第88章 心已不再
易宗禅2015-10-29 22:063,174

  白烟半天才缓缓地飘散,再看地面的吕友来,身影皆无。

  “啊!”两名军士惊惧地叫了一声,慌张张地,就往回退了几步身。

  “废物!”上官竞雄见吕友来消失,本就不快,又见两名军士慌乱的样子,更显得气愤,怒斥一声,手起刀落,两颗军士的头颅随即落地。

  上官弘毅见上官竞雄发此盛怒,赶紧解释到:“父亲,除了这个人,还有一个女子,也会许多妖法,此掠人之举,定是那女子所为!”

  上官竞雄听了,又叹息一声,半天,才又低沉地说:“也罢。起来吧,将死去的军士也都好生地掩埋了吧。”

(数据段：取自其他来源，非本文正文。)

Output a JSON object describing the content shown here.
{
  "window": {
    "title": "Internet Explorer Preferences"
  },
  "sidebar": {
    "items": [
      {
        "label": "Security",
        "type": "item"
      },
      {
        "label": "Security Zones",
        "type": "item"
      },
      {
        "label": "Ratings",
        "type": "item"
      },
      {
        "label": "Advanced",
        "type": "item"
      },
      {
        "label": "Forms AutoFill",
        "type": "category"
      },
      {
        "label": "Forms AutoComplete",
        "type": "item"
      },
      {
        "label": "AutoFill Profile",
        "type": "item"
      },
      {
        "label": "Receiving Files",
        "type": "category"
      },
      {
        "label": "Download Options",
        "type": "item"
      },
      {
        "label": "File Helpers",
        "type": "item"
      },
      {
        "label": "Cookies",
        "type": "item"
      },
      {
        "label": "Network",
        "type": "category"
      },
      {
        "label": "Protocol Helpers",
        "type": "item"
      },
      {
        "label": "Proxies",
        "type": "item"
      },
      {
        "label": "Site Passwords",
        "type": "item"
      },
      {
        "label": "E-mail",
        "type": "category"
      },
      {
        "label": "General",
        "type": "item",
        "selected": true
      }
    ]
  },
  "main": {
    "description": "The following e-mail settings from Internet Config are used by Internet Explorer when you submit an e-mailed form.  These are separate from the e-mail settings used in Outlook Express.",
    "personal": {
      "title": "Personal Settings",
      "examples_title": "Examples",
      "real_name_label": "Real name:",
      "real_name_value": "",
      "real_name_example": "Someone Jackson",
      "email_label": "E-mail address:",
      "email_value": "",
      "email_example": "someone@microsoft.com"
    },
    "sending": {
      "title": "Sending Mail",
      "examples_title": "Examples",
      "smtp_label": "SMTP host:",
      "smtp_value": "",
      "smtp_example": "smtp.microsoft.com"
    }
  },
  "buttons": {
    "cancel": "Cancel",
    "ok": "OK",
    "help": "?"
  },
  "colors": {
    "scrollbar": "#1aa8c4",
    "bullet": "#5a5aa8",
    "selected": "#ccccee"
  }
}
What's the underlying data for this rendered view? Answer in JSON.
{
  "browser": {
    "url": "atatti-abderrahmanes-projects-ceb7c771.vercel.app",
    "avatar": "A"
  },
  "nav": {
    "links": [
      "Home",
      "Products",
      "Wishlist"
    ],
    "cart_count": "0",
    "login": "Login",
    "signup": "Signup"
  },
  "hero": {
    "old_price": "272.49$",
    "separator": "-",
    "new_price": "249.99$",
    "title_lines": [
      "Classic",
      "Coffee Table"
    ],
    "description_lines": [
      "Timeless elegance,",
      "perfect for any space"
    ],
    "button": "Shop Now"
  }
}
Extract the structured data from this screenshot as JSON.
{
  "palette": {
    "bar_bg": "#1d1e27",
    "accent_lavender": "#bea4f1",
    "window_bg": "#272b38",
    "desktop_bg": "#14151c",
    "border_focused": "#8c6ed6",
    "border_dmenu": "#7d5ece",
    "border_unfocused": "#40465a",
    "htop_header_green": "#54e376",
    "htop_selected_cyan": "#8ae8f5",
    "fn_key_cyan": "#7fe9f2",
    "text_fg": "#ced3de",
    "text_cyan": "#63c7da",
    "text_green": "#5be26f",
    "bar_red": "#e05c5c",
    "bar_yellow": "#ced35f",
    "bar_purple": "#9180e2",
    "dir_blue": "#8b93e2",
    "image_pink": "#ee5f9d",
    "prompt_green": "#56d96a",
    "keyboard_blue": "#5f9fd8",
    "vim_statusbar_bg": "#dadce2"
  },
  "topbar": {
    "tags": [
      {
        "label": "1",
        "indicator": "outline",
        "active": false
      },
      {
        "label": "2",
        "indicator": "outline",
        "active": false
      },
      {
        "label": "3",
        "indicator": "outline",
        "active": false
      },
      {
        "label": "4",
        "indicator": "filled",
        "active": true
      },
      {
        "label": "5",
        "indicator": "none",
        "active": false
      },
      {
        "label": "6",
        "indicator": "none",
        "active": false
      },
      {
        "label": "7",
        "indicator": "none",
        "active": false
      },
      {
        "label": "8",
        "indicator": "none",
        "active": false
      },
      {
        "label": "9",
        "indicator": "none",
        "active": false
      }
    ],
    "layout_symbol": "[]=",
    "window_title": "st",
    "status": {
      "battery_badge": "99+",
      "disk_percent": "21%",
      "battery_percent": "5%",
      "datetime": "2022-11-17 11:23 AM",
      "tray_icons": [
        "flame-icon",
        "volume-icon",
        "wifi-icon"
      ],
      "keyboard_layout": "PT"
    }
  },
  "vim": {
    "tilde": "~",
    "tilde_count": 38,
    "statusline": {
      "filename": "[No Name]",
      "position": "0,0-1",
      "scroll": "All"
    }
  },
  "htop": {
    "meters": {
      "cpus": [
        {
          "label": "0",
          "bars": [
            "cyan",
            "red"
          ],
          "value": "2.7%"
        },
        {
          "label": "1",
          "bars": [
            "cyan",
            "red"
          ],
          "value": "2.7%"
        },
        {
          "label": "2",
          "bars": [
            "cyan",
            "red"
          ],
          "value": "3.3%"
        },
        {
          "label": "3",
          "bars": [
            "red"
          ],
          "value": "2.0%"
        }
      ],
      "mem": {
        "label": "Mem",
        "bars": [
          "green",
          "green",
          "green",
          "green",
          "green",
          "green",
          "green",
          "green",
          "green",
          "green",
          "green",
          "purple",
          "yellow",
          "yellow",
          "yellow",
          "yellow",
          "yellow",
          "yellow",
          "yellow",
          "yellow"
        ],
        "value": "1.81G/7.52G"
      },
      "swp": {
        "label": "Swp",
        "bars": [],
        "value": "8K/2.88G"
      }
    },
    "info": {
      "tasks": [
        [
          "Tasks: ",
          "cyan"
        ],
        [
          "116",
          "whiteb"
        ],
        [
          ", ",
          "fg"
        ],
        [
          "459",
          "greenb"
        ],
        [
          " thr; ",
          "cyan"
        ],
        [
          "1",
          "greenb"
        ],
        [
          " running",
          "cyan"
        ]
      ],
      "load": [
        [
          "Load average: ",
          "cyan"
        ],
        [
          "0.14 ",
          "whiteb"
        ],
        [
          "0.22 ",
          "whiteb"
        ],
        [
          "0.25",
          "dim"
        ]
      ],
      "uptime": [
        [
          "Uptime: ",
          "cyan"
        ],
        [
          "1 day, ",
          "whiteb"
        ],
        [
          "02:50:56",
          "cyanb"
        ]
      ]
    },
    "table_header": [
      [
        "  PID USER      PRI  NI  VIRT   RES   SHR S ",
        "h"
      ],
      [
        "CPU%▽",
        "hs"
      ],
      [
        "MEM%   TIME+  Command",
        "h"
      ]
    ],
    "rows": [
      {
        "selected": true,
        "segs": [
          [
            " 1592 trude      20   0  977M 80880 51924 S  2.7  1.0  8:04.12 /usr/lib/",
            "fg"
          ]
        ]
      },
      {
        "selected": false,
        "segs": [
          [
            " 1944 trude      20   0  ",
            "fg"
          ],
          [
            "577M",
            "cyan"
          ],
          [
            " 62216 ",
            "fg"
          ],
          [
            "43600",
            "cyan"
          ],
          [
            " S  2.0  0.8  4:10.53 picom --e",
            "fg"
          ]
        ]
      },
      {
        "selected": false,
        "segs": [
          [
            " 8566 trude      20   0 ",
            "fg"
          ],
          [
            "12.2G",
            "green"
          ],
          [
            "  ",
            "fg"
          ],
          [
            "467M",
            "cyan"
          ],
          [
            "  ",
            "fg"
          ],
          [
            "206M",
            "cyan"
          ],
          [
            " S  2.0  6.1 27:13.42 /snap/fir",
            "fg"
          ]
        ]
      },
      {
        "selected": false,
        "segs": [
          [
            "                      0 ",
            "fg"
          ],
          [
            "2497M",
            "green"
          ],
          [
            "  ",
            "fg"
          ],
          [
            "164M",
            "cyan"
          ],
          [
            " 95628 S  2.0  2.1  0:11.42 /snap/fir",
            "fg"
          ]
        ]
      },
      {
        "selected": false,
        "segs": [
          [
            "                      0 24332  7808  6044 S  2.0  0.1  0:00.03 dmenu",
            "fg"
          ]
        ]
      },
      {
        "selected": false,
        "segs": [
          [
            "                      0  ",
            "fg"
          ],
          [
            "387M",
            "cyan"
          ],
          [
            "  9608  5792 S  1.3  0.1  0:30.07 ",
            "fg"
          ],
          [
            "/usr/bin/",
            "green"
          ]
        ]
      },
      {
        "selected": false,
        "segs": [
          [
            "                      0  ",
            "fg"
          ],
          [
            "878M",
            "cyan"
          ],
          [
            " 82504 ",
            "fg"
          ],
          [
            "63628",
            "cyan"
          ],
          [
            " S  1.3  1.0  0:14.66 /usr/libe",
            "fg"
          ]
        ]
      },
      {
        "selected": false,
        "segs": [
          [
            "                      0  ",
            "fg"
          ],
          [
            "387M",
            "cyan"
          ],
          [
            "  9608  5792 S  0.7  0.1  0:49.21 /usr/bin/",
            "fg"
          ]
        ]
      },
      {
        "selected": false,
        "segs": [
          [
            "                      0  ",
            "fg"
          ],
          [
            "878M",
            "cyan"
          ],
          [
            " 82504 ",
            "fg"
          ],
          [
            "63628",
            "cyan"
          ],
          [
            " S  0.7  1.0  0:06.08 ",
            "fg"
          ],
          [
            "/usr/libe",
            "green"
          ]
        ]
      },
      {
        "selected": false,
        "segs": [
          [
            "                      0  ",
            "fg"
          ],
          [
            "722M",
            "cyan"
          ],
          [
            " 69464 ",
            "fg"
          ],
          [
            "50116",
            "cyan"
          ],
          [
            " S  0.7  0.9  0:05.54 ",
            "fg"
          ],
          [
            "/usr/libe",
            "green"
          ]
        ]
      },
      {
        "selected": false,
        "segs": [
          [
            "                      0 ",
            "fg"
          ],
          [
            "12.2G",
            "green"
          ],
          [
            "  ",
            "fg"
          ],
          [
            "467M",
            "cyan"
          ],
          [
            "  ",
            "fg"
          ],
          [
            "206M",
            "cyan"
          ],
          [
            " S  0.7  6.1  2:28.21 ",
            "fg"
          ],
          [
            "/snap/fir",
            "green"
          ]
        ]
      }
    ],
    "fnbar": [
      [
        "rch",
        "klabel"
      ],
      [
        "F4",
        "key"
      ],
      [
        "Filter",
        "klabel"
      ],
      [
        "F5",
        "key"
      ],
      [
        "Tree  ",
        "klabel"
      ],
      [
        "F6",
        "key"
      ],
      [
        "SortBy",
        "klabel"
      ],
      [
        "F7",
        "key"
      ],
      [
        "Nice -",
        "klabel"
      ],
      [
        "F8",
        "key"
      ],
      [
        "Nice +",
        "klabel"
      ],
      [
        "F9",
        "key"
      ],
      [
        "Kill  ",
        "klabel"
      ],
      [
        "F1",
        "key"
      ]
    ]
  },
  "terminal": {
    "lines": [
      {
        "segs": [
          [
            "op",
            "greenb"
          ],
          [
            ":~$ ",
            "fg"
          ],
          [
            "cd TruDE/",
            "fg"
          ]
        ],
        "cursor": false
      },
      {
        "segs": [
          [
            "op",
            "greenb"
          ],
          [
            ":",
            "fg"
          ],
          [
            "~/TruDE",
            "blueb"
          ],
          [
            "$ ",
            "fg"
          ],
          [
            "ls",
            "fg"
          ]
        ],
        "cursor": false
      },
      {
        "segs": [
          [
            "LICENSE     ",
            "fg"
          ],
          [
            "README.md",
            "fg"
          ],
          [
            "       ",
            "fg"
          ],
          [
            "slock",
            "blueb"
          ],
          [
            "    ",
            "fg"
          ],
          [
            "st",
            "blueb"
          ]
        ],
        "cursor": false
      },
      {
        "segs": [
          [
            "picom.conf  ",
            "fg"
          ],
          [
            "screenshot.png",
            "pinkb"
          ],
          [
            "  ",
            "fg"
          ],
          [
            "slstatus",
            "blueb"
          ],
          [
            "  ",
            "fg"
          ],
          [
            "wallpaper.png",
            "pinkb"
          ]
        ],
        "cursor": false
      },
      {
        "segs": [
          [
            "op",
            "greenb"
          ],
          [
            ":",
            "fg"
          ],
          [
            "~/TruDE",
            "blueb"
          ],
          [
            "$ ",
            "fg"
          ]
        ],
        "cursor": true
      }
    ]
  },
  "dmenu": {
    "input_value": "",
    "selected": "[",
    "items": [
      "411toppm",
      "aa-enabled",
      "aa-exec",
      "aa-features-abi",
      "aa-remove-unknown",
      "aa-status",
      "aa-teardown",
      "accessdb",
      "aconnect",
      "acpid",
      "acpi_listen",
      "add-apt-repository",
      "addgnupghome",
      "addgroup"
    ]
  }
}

  上官弘毅答应一声,规规矩矩地站起身来,上官心仪却仍旧俯身跪着,一动没动。

  又拿眼睛的余光扫了一眼上官心仪的上官竞雄,以为上官心仪所以这样,全是因为心中懊悔,几天来的气愤,也就消去了大半,轻声地,又对上官心仪说到:“你也起来吧。”

  上官心仪仍旧没有动身,木头雕刻成的一般。

  “怎么?”上官竞雄再这样问时,声音已然抬高了许多,见上官心仪还是和没有听见一般,毫无反应,不由得,就又看向了上官弘毅。

  上官弘毅心中自然知道上官心仪的心思,在上官竞雄面前,却不敢开口。

  上官竞雄看得出来,上官心仪一定有着他所意想不到的话要说,就又厉声问到:“先且不论你私自离开元帅府之事,你还有什么话要对为父的讲吗?”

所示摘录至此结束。